I lead the group out to the meadow by the path that skirts around the back of the camp. It’s a fairly short hike, but it seems much longer when you have to walk it in awkward sile
nce. I assume Lo is politely waiting for one of her hosts to start up a conversation. That doesn’t really surprise me. Shava, however, confounds me with her silence. Last night she spoke almost ceaselessly, either to Pek directly, or—if he managed to separate himself from her for even a moment—she would speak to someone else about Pek. “Is Pek still the best hunter in the clan?” was definitely the rudest thing she managed to say to me over the course of the evening.
Still, as irritating as it could be to suffer through a conversation with her, it was somewhat sad to think how futile her efforts were and how even after having been away for almost two and a half years she still wasn’t over him.
When we make it to the other side of camp and start up the section of the trail that rises through the last scrubby, twisted shrubs and slowly evens out as it opens on the plain, I begin to think that Lo has tutored Shava about how to handle herself on this outing. I would never have believed Shava was capable of going so long without speaking.
Though it’s a nice change not to have to struggle to slide a word into the conversation, the quiet becomes more uncomfortable the longer we walk.

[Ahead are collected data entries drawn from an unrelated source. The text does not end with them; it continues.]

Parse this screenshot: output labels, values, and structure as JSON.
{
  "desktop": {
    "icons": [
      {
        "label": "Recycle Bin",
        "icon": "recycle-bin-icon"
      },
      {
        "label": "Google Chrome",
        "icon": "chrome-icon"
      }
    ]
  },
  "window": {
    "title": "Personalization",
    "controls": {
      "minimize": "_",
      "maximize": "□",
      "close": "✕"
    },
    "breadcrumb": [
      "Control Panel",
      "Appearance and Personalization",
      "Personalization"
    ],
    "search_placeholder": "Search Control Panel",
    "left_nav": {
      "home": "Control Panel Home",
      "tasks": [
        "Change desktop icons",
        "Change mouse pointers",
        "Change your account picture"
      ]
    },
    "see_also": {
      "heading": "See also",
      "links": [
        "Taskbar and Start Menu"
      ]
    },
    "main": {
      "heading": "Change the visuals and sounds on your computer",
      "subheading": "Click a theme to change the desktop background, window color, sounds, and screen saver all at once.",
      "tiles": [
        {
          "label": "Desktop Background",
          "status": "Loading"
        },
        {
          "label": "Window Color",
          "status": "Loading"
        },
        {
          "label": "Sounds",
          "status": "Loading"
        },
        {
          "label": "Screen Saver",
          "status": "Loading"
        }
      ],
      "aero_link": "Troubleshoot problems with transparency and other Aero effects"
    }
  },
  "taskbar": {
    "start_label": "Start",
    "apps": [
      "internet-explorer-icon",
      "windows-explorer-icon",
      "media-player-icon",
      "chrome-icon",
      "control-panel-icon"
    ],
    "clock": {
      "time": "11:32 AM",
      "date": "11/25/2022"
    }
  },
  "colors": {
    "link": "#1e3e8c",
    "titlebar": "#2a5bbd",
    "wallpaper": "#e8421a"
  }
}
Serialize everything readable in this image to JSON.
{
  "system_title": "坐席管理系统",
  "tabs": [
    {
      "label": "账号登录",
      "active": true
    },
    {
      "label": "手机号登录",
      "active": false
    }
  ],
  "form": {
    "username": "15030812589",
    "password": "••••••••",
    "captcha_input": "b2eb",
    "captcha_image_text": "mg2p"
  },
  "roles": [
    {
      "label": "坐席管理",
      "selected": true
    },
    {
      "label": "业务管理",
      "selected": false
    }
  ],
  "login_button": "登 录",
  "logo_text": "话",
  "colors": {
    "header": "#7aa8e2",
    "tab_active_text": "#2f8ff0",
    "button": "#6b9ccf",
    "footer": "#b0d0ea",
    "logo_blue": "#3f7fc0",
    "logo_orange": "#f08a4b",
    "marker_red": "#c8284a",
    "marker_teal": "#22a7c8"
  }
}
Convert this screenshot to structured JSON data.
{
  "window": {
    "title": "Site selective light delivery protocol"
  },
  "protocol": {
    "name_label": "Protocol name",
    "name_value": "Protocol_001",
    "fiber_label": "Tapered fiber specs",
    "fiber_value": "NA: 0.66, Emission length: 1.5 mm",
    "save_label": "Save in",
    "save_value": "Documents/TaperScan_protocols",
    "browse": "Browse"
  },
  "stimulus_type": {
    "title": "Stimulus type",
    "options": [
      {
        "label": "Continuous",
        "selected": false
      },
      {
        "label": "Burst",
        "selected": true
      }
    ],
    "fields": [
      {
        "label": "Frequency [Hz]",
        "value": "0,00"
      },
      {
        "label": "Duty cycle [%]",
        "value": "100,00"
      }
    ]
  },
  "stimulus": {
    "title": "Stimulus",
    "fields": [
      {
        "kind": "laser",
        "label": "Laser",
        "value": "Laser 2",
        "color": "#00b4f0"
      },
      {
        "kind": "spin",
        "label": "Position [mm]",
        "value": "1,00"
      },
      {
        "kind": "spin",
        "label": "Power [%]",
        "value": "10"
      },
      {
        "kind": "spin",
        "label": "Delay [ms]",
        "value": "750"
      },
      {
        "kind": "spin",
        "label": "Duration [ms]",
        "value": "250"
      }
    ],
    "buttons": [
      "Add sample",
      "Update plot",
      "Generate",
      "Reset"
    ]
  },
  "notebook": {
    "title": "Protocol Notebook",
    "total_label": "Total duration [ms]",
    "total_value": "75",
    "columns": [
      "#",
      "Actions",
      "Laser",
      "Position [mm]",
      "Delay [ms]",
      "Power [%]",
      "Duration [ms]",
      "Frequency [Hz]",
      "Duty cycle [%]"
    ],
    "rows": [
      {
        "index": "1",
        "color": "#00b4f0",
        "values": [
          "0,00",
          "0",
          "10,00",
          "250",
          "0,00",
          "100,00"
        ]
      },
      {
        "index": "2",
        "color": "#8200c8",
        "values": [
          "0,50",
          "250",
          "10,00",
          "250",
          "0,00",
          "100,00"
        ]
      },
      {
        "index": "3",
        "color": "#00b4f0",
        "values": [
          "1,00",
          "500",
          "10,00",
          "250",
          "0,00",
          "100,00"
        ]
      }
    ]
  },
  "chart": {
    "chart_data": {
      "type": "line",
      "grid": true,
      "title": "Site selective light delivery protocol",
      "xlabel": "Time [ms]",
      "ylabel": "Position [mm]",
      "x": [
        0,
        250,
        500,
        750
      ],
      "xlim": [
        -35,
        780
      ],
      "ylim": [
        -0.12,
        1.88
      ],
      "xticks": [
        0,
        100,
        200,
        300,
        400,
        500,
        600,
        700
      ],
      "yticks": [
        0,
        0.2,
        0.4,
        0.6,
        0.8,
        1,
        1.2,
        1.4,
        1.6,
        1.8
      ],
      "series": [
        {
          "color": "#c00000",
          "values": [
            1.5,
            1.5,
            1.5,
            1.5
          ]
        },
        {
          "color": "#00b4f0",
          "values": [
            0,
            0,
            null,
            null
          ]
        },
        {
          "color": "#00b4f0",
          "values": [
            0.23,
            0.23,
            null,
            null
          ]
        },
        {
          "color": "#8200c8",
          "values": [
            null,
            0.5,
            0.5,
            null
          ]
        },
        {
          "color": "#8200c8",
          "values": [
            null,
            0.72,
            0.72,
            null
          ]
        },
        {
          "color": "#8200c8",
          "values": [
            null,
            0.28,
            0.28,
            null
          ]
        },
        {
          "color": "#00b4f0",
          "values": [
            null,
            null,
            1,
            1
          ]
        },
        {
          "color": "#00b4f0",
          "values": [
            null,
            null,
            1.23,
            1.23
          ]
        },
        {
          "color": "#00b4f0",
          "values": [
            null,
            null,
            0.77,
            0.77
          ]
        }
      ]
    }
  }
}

I know Pek would probably gladly spend the morning without hearing her voice, but I can’t take it much longer, and as we crest the hill and the wide meadow rolls out in front of us, I finally ask a question to break the silence.
“Are you experienced in hunting for honey?” I ask to no one in particular.
At first, neither girl replies, but I see Shava throw a glance at Lo that seems to be begging for permission to answer. Something about this strikes me as pitiable. It’s touching, actually, the lengths Shava will go to try to attract my brother. It may annoy him, but he really shouldn’t complain when two girls are showing such strong interest in him. Ten days ago, we didn’t know where or when any of us would find potential wives. He may not want Shava and he may have a difficult battle ahead to win Seeri, but he has girls interested in him, and for that he should be grateful.